Across the asset classes, Handies have been amongst the strongest performers this year. They have also shown greater resilience as rates have fallen for all bulker sizes over the past few weeks. We look at the various factors that are providing the support.

Following the recent decline in freight rates, Handy size earnings are still up by 244% versus average levels last year, vastly outperforming Capes and Panamaxes which are currently up 140% and 125% by comparison. At $27,640 per day, average Handy rates are also currently at a premium to those for Kamsarmaxes in absolute terms, and for 30% of the year so far, they have printed higher than the Capesize index.

One of the greatest sources of Handy demand growth this year has been scrap steel. In 2021 so far, Handies have hauled 14.4 MMT of scrap cargoes, up by 32% YoY. Some of this is due to the strength in the container market. Scrap cargoes are typically shipped in containers as well as bulkers, and with container freight being extremely expensive for most of this year, some shippers have opted to transport cargoes in bulk. Exacerbating this effect, liner companies often price freight for scrap, which tends to damage containers, at a premium to that for other cargoes which are more standardized, cleaner and lighter. It is difficult to quantify this effect, but there are signals that it is occurring.

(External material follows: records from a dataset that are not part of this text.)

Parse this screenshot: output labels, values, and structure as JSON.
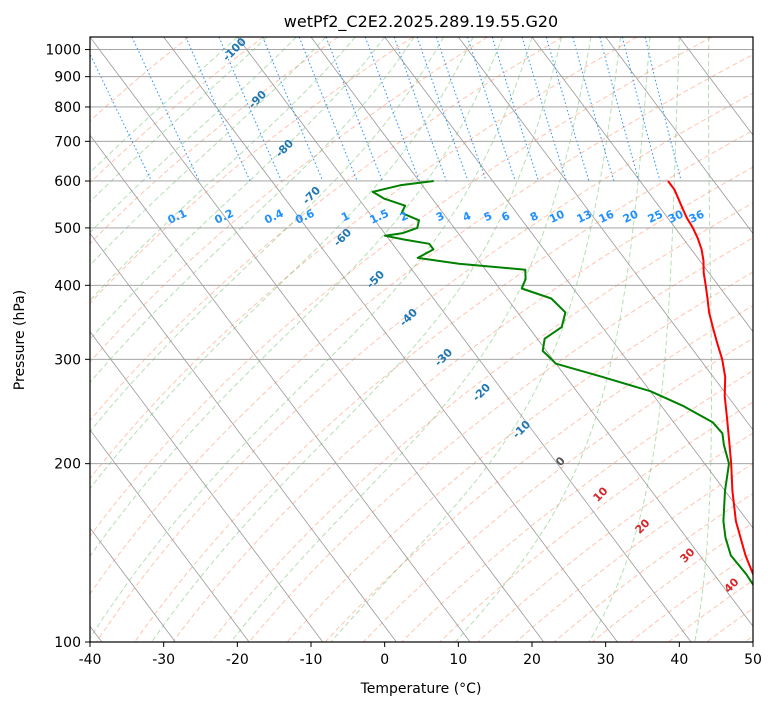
{
  "chart_data": {
    "type": "line",
    "diagram": "skew-T log-P",
    "title": "wetPf2_C2E2.2025.289.19.55.G20",
    "xlabel": "Temperature (°C)",
    "ylabel": "Pressure (hPa)",
    "xlim": [
      -40,
      50
    ],
    "ylim": [
      1050,
      100
    ],
    "y_scale": "log",
    "grid": true,
    "x_ticks": [
      -40,
      -30,
      -20,
      -10,
      0,
      10,
      20,
      30,
      40,
      50
    ],
    "y_ticks": [
      100,
      200,
      300,
      400,
      500,
      600,
      700,
      800,
      900,
      1000
    ],
    "series": [
      {
        "color": "#ff0000",
        "points": [
          {
            "p": 600,
            "t": 23.8
          },
          {
            "p": 580,
            "t": 23.8
          },
          {
            "p": 560,
            "t": 23.4
          },
          {
            "p": 540,
            "t": 23.0
          },
          {
            "p": 520,
            "t": 22.6
          },
          {
            "p": 500,
            "t": 22.4
          },
          {
            "p": 480,
            "t": 22.0
          },
          {
            "p": 460,
            "t": 21.4
          },
          {
            "p": 440,
            "t": 20.5
          },
          {
            "p": 420,
            "t": 19.3
          },
          {
            "p": 400,
            "t": 18.3
          },
          {
            "p": 380,
            "t": 17.2
          },
          {
            "p": 360,
            "t": 16.0
          },
          {
            "p": 340,
            "t": 15.0
          },
          {
            "p": 320,
            "t": 14.0
          },
          {
            "p": 300,
            "t": 13.0
          },
          {
            "p": 280,
            "t": 11.6
          },
          {
            "p": 260,
            "t": 9.6
          },
          {
            "p": 240,
            "t": 7.8
          },
          {
            "p": 220,
            "t": 5.8
          },
          {
            "p": 200,
            "t": 3.6
          },
          {
            "p": 180,
            "t": 1.0
          },
          {
            "p": 160,
            "t": -1.6
          },
          {
            "p": 140,
            "t": -3.8
          },
          {
            "p": 130,
            "t": -4.7
          },
          {
            "p": 120,
            "t": -5.6
          },
          {
            "p": 110,
            "t": -6.6
          },
          {
            "p": 100,
            "t": -7.6
          }
        ]
      },
      {
        "color": "#008000",
        "points": [
          {
            "p": 600,
            "t": -8.0
          },
          {
            "p": 590,
            "t": -13.0
          },
          {
            "p": 575,
            "t": -17.4
          },
          {
            "p": 560,
            "t": -16.5
          },
          {
            "p": 545,
            "t": -14.4
          },
          {
            "p": 530,
            "t": -15.6
          },
          {
            "p": 515,
            "t": -14.0
          },
          {
            "p": 500,
            "t": -15.0
          },
          {
            "p": 490,
            "t": -17.5
          },
          {
            "p": 485,
            "t": -20.2
          },
          {
            "p": 478,
            "t": -18.0
          },
          {
            "p": 470,
            "t": -15.0
          },
          {
            "p": 460,
            "t": -15.0
          },
          {
            "p": 445,
            "t": -18.0
          },
          {
            "p": 435,
            "t": -13.0
          },
          {
            "p": 425,
            "t": -4.6
          },
          {
            "p": 410,
            "t": -5.5
          },
          {
            "p": 395,
            "t": -7.0
          },
          {
            "p": 380,
            "t": -4.0
          },
          {
            "p": 360,
            "t": -3.5
          },
          {
            "p": 340,
            "t": -5.5
          },
          {
            "p": 325,
            "t": -9.0
          },
          {
            "p": 310,
            "t": -10.5
          },
          {
            "p": 295,
            "t": -10.0
          },
          {
            "p": 280,
            "t": -5.0
          },
          {
            "p": 265,
            "t": 0.0
          },
          {
            "p": 250,
            "t": 3.0
          },
          {
            "p": 235,
            "t": 5.3
          },
          {
            "p": 225,
            "t": 5.5
          },
          {
            "p": 215,
            "t": 4.5
          },
          {
            "p": 200,
            "t": 3.3
          },
          {
            "p": 180,
            "t": 0.0
          },
          {
            "p": 160,
            "t": -3.3
          },
          {
            "p": 150,
            "t": -4.7
          },
          {
            "p": 140,
            "t": -5.8
          },
          {
            "p": 130,
            "t": -5.6
          },
          {
            "p": 120,
            "t": -5.9
          },
          {
            "p": 110,
            "t": -6.6
          },
          {
            "p": 100,
            "t": -8.0
          }
        ]
      }
    ],
    "isotherm_labels": [
      "-100",
      "-90",
      "-80",
      "-70",
      "-60",
      "-50",
      "-40",
      "-30",
      "-20",
      "-10",
      "0",
      "10",
      "20",
      "30",
      "40"
    ],
    "mixing_ratio_labels": [
      "0.1",
      "0.2",
      "0.4",
      "0.6",
      "1",
      "1.5",
      "2",
      "3",
      "4",
      "5",
      "6",
      "8",
      "10",
      "13",
      "16",
      "20",
      "25",
      "30",
      "36"
    ]
  },
  "colors": {
    "temperature": "#ff0000",
    "dewpoint": "#008000",
    "isotherm_label_cold": "#1f77b4",
    "isotherm_label_warm": "#d62728",
    "mixing_ratio": "#1e90ff",
    "dry_adiabat": "#ff7f50",
    "moist_adiabat": "#2ca02c",
    "grid": "#999999"
  }
}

Forest products have been very supportive of the Handy segment. Shipments of these goods over January – October were up by 8% YoY. Within this, log trade is up by a modest 4%, while shipments of woodchips have shot up by 21% YoY. The UK, the second-largest bulk woodchip importer, is driving steady growth in these volumes, growing by 9% YoY so far in 2021 as its biomass-fueled power generation continues to ramp up. Japan and the Netherlands, have also seen solid growth in their woodchip intake against a backdrop of energy shortages and switches away from coal. Increased volumes of these cargoes are of course positive for demand, but they alone do not explain why Handy employment from these trades has jumped by a disproportionate 14% YoY. Elevated times spent waiting to discharge have increased the demand intensity of woodchip and log trades, particularly in China, where river pilots are in short supply due to quarantine measures and vessels still face lengthy testing and clearance procedures. Handies spent 11 days waiting to discharge these goods in China last month, up from 2 days in October 2019, and average sailing durations have ticked up by 35% YoY as more woodchips is sourced from distant origins such as Canada, Chile and Brazil.

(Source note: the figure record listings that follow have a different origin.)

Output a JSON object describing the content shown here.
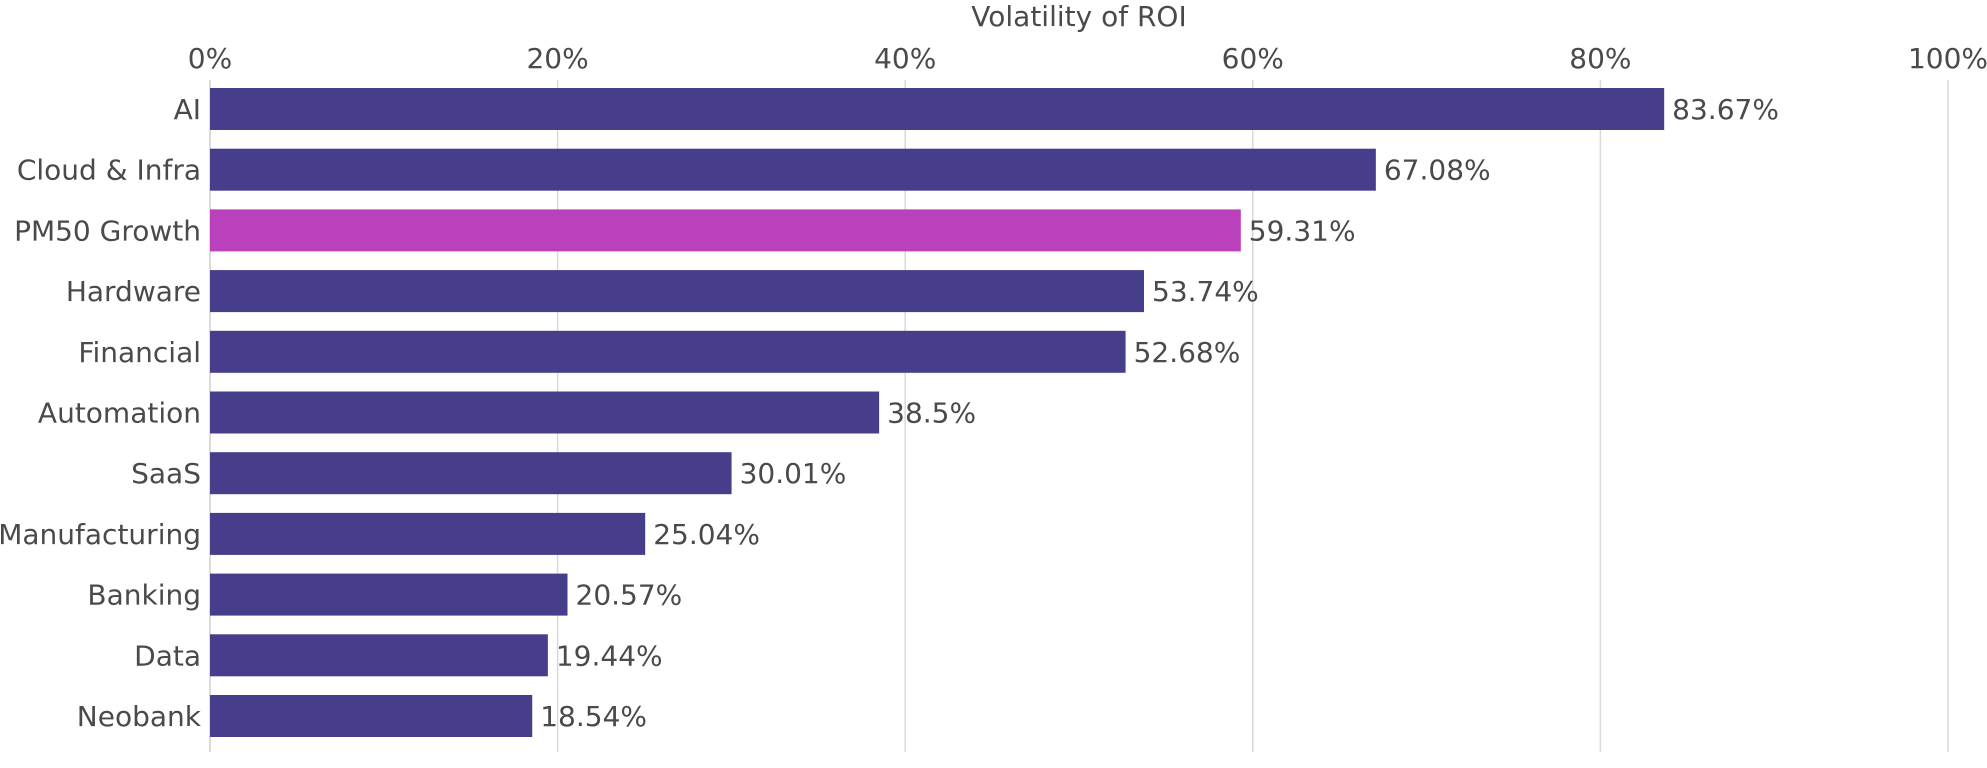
{
  "chart_data": {
    "type": "bar",
    "orientation": "horizontal",
    "title": "",
    "xlabel": "Volatility of ROI",
    "ylabel": "",
    "xlim": [
      0,
      100
    ],
    "x_ticks": [
      "0%",
      "20%",
      "40%",
      "60%",
      "80%",
      "100%"
    ],
    "x_tick_values": [
      0,
      20,
      40,
      60,
      80,
      100
    ],
    "grid": true,
    "categories": [
      "AI",
      "Cloud & Infra",
      "PM50 Growth",
      "Hardware",
      "Financial",
      "Automation",
      "SaaS",
      "Manufacturing",
      "Banking",
      "Data",
      "Neobank"
    ],
    "values": [
      83.67,
      67.08,
      59.31,
      53.74,
      52.68,
      38.5,
      30.01,
      25.04,
      20.57,
      19.44,
      18.54
    ],
    "value_labels": [
      "83.67%",
      "67.08%",
      "59.31%",
      "53.74%",
      "52.68%",
      "38.5%",
      "30.01%",
      "25.04%",
      "20.57%",
      "19.44%",
      "18.54%"
    ],
    "bar_colors": [
      "#463e8a",
      "#463e8a",
      "#bb40bb",
      "#463e8a",
      "#463e8a",
      "#463e8a",
      "#463e8a",
      "#463e8a",
      "#463e8a",
      "#463e8a",
      "#463e8a"
    ],
    "default_color": "#463e8a",
    "highlight_color": "#bb40bb",
    "highlight_category": "PM50 Growth"
  }
}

Demand for Handies from fertilizer trade is up by 4%, despite shipments only increasing by 2% YoY. Global demand for fertilizers remains extremely high but supply is tight, as natural gas shortages have crimped production of this energy-intensive commodity. The Handy market has been tightened by a surge in congestion in Brazil, mostly related to this trade. The queue there currently stands at 1.7 MDWT, more than double the five-year average for this time of year, while the average time spent waiting to discharge fertilizer cargoes last month was up by 77% YoY at over 10 days. This is partly down to an increase in Brazil’s purchases (YTD imports on Handies are up by 20% YoY at 26.3 MMT), backed by consistent growth in crop plantings, on top of inefficient port infrastructure and competition from larger vessels with higher demurrage rates.

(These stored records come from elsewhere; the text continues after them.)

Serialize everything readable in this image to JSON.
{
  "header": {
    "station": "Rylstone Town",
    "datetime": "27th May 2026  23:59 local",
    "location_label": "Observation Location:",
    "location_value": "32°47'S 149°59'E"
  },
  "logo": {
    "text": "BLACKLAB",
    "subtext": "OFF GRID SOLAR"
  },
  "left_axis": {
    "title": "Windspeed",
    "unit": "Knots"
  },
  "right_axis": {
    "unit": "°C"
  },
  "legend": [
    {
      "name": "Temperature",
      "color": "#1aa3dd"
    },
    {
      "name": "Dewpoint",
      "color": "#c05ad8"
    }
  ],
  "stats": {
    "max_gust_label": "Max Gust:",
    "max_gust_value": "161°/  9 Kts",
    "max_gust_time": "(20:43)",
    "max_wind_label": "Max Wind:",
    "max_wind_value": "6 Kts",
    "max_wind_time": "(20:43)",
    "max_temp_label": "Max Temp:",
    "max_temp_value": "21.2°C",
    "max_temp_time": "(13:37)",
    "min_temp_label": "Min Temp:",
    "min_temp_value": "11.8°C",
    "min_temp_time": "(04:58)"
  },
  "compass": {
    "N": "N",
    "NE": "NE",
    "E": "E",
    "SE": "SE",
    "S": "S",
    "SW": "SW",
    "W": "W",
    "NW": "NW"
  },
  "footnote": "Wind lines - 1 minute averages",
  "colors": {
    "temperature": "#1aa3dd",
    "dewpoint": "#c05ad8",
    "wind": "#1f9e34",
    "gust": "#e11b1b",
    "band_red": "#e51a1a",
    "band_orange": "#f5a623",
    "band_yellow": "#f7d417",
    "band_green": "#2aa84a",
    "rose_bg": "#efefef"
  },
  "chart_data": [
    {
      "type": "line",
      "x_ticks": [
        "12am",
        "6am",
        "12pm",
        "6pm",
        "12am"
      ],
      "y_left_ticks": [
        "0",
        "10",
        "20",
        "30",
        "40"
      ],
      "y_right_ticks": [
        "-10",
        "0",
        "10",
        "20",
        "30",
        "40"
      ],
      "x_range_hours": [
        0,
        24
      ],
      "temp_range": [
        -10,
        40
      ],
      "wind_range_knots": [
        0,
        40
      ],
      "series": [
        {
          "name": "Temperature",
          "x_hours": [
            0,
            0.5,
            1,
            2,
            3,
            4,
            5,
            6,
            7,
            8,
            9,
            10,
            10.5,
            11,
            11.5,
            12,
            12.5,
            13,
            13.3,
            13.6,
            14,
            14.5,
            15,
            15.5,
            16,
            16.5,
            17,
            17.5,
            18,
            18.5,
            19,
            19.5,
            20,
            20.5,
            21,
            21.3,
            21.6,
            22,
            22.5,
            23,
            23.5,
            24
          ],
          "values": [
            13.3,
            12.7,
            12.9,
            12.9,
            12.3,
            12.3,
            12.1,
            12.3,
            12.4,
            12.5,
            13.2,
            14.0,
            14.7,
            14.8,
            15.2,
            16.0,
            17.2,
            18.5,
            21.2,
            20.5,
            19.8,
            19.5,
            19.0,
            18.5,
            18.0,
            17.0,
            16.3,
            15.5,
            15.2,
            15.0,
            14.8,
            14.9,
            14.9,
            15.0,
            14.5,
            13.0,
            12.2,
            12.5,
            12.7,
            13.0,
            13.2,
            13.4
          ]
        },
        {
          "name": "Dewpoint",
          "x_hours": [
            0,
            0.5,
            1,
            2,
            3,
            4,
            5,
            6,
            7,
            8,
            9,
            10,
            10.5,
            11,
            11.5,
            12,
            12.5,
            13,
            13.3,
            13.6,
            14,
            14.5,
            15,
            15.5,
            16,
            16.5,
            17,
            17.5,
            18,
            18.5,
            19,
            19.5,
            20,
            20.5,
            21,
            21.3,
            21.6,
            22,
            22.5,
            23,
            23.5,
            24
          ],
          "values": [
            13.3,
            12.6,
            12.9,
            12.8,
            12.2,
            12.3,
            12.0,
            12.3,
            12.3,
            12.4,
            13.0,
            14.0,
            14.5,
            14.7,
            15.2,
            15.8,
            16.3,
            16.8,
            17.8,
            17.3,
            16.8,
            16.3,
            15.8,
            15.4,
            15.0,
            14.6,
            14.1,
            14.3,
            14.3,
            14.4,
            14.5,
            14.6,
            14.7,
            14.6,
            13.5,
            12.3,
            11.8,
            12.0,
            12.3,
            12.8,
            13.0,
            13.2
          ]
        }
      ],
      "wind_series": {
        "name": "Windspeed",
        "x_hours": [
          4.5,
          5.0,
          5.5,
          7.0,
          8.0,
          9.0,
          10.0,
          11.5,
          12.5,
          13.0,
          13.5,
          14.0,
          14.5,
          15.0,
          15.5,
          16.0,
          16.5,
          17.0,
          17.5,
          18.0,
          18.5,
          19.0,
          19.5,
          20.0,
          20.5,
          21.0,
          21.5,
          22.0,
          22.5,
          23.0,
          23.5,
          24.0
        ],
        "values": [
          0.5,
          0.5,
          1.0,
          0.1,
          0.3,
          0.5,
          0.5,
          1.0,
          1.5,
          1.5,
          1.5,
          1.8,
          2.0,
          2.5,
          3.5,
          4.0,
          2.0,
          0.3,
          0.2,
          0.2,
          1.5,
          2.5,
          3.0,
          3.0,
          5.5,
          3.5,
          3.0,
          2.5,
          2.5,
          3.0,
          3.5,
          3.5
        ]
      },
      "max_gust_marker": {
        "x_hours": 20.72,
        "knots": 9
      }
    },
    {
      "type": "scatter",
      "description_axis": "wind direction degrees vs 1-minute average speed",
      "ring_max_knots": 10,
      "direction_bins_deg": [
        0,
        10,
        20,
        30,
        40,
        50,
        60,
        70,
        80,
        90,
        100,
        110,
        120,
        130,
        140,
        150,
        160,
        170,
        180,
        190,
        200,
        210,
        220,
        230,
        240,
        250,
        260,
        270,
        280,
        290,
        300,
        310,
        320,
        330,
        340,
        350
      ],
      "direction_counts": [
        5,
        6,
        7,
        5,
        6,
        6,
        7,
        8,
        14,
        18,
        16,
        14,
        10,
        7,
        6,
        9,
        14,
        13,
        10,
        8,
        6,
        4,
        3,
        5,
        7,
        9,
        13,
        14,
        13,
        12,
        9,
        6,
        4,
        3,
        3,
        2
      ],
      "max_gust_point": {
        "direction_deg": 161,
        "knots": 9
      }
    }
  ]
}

Demand for other minor bulks such as salt, sulphur and mineral sands has also proved strong, and the various cargoes in the ‘other’ category accounting for 27% of the growth in Handy demand so far this year. Employment from these goods has grown by 25% YoY over the first ten months of 2021, and again, greater disruption and inefficiency appear to have boosted this figure. Handy shipments of these commodities have become 12% more demand intensive this year versus average levels pre-COVID. Here again, some strength is likely coming from the container market where cargoes can be shipped in bulk, though it is difficult to quantify the impact of this.

Underlying this year’s rally on the Handies has been very low supply growth, due to several years of underinvestment in the sector. Handy capacity, in DWT terms, has increased by 16% since the start of 2014, the lowest of all of the bulker segments. In comparison, the Supra, Panamax and Cape fleets grew by 42%, 29% and 28% respectively over this period. This has helped to narrow the average spread in earnings between these vessels and their larger cousins.

The fundamentals for the Handy market remain positive; we believe that growing volumes of minor bulk trade combined with a historically depleted orderbook will provide a floor to utilization going forward. However, many of the aforementioned COVID and non-COVID related inefficiencies do represent a risk to freight as they begin to unwind in the coming months. Equally, while the container market remains extremely hot, a slowdown in this sector could sap some of the demand that has filtered into the bulker market this year.